Certainly, the budget was a disappointing one (for the immediate short-term at least), given the huge expectations. Beyond the regular ritual, is there a big picture that is popping?. Buried deep, some budget numbers, on closer look, offer hope of a structural shift, if not a grand design.

Central Theme : Broadening the Base by Operation Cleanup and GST

  • The spurt in income tax (personal) numbers over already a high base of last year, seen in conjunction with the upcoming GST, may have clues to the widening tax net in the coming years that will lead to higher fiscal space over time, pointing to structural downward shift in inflation / interest rates and hence changing the structural capacity of economy for higher growth.
  • To understand this, let us start with the basic budget assumptions. The underlying GDP growth assumption in the budget hardly inspires. Govt. expects growth to suffer in FY18 on two counts. First, the lingering effect of DeMo will keep a lid on growth for a while. Second, hiccups in GST implementation can hurt growth in the short-term. Hardly a surprise that the budget has assumed a muted growth of around 6.75% for FY18, much less than RBI’s forecast.
  • With such a sluggish sub-7% growth assumption, subdued tax numbers have been subsumed in the tax arithmetic in the budget, be it excise, service or corporate tax, but with one exception.
  • That exception is on the personal tax numbers. Govt. has assumed a robust 25%+ growth over a high base of last year, in which the personal income tax is likely to have grown over 21%+. Much of this is expected to flow directly from the effects of Operation Cleanup that will be rolled out using demon data mining. This would add up to over 50%+ surge in Income tax over two year period of FY17-FY18. Ref below chart that captures the changing tax mix brilliantly.

taxmix

 

  • Add to this the rollout of GST, it is not difficult to decipher that the central thrust for this year is, widening the tax net on both direct and indirect taxes. Former from operation cleanup (DeMo data drive) and later from GST that is likely to galvanize tax compliance from the expected shift from unorganized to organized, gradually though. Proposed limits on cash transactions in the budget will further accelerate this shift from informal to formal economy.
  • Now, let us move forward by one year to FY19. This is when things will turn interesting. Economy would have come out of the clutches of DeMon and would be ready to leap-frog on stabilizing GST implementation. With much delayed capex recovery (private investment) in place by then, growth will gyrate to near 8% level and much more in the subsequent years. Precisely then, widening tax base will work wonder, boosting tax buoyancy and tax-GDP ratio. With huge headroom in fiscal space, macro will move into a much stronger position with inflation and interest rates trending structurally lower.

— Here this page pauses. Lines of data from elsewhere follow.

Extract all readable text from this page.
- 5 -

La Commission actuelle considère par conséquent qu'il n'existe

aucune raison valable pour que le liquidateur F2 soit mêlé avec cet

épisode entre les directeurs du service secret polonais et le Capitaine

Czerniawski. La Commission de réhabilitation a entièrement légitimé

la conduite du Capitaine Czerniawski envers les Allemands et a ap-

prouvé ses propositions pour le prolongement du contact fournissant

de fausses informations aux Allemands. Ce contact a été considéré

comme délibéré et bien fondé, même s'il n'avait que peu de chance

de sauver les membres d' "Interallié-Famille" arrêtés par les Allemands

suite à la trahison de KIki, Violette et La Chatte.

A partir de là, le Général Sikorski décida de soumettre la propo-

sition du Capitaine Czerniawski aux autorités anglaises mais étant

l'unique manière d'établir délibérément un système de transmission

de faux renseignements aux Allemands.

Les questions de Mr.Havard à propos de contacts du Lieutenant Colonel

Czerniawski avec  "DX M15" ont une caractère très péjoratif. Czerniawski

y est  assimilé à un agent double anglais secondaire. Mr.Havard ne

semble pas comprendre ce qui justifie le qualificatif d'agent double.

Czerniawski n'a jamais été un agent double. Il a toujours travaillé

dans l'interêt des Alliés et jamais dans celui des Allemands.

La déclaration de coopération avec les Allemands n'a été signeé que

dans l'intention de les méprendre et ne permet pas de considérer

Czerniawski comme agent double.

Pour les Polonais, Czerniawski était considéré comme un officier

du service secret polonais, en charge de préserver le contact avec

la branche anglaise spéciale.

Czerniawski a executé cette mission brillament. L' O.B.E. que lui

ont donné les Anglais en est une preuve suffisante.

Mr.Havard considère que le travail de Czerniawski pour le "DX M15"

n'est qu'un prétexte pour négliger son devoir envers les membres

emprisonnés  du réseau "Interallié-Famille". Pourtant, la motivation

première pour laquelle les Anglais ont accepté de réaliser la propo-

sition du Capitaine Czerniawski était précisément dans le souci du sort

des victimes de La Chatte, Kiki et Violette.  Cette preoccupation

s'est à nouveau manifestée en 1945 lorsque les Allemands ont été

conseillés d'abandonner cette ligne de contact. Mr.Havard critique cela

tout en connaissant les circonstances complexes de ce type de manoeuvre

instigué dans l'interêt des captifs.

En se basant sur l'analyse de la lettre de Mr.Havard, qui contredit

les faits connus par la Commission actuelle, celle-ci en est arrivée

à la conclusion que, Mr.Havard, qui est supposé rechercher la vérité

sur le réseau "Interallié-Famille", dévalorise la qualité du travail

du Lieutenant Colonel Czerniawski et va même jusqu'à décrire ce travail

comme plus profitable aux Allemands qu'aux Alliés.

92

In summary, the dual reforms of this Govt. (DeMo and GST), when they play out over next few years, have the potential to have a dramatic multiplier effect to push the economy structurally into a higher growth-orbit, leave alone the potential political gains for the current administration on fiscal windfalls (thro’ seductive schemes for poor like the universal income scheme etc). Exciting times ahead for India macro!